Les caractéristiques du travail sont notamment relatives à l'espace dans lequel il s'exerce c’est-à-dire l'espace privé voire intime du bénéficiaire de service faisant obstacle à tout contrôle extérieur sur les conditions de travail. En effet, ce travail se réalise de manière isolée, à l'abri des regards extérieurs ou même de celui des membres du foyer et sans relation avec d'autres professionnels ni encadrement. Il présente donc un haut degré d'individualité, de personnalisation et d'invisibilité sociale.

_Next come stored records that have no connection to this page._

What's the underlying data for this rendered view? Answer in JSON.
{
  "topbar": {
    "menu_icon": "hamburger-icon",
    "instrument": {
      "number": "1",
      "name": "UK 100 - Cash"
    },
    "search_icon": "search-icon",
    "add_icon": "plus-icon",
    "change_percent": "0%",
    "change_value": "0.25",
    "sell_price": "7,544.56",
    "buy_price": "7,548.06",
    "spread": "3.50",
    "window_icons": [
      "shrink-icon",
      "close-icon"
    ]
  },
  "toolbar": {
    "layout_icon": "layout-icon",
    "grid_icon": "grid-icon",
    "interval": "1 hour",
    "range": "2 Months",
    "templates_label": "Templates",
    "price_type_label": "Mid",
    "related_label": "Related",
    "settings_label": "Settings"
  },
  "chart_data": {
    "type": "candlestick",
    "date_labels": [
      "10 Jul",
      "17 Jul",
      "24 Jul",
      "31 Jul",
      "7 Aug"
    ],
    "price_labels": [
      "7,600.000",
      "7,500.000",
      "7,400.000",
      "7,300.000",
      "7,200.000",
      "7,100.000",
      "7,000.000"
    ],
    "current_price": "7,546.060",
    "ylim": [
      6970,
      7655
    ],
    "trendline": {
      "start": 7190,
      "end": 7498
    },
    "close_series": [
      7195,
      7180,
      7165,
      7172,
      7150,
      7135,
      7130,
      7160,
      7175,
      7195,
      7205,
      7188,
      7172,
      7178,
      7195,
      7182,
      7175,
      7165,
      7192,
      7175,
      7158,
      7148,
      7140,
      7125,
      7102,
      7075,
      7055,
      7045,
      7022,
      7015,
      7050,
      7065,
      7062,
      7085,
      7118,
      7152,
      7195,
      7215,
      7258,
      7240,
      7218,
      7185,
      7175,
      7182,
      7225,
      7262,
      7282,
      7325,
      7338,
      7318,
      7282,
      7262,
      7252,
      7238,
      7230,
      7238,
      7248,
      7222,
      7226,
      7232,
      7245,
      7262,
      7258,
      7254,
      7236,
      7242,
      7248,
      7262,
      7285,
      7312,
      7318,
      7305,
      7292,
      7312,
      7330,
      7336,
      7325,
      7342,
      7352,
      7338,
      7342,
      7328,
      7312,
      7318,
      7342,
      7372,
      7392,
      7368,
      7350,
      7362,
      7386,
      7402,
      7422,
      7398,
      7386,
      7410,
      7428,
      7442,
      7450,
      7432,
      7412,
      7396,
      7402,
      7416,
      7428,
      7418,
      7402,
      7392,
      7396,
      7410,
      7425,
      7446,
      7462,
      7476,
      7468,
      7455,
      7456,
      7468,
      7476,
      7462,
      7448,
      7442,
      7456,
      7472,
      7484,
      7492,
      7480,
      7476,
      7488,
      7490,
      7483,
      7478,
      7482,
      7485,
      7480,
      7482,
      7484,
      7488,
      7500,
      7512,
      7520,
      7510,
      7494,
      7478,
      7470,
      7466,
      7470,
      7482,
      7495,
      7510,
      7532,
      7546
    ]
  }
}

Sur le plan relationnel, la proximité avec l'usager reste dominante dans les emplois de gré à gré. Elle est construite autour d'une relation binaire employeur/salarié et la réalisation directe du travail. Dans cette relation, il est important de tenir compte qu'il s'agit d'une activité qui pourrait être autoproduite par les membres de la famille eux-mêmes ou dont le bénéficiaire a eu la charge auparavant. La référence normative du travail reste dans les deux cas propre aux valeurs domestiques, aux valeurs culturelles défendues par les membres de chaque

foyer susceptibles de se trouver en rivalité avec celles apportées par la personne intervenant au domicile. Il s'agit avant tout pour le bénéficiaire, d'accepter un certain renoncement à la mise en œuvre de ses compétences domestiques, d'organiser la délégation et la répartition des tâches. De la part de l'intervenante à domicile, il est nécessaire de concilier ses propres repères domestiques avec l'environnement à la fois privé et professionnel dans lequel elle intervient. Dans le cadre d'une prestation fournie par une structure de service et réalisée par un de ses salariés opérateurs, la relation contractuelle de service est établie entre l'usager et le prestataire employeur. La personne salariée doit alors se conformer aux exigences de son employeur en termes de durée, de sécurité, de tâches à réaliser, qui aura préalablement proposé un plan de service à son client. Néanmoins, si le travail a lieu en présence de l'usager, l'employée peut se trouver confrontée à des demandes divergentes ou supplémentaires et se trouve parfois exposée à des risques d'agression verbale (Devetter et al., 2009). Comme le conseille Raguénès (2008), l'entretien courant doit se faire en tenant compte des habitudes de vie de l'usager et ce travail ne peut être réalisé sans aucun contact humain. L'auteur fait ainsi référence à deux situations d'aide à domicile : la première où l'employée s'adapte aux habitudes des personnes et réalise, par exemple, chez l'une, le potage en coupant les légumes et chez l'autre, en laissant les légumes entiers et donne ainsi satisfaction à chacune. La seconde où l'employée se réfère à ses propres manières de faire et entre souvent en conflit avec les usagers. L'objectif d'établir une relation de confiance basée sur l'écoute et la bienveillance, sans entrer dans une relation affective reflète alors une attitude professionnelle. D'après Kaufmann (2000), l'expression de cette relation se traduit depuis des comportements de type amical, des attitudes paternalistes jusqu'à des comportements de domination. Le rôle de médiation des structures doit permettre de neutraliser les effets de ces comportements. Toutefois, d'après Devetter et al. (2009) si ce rôle est bien réel, il reste limité.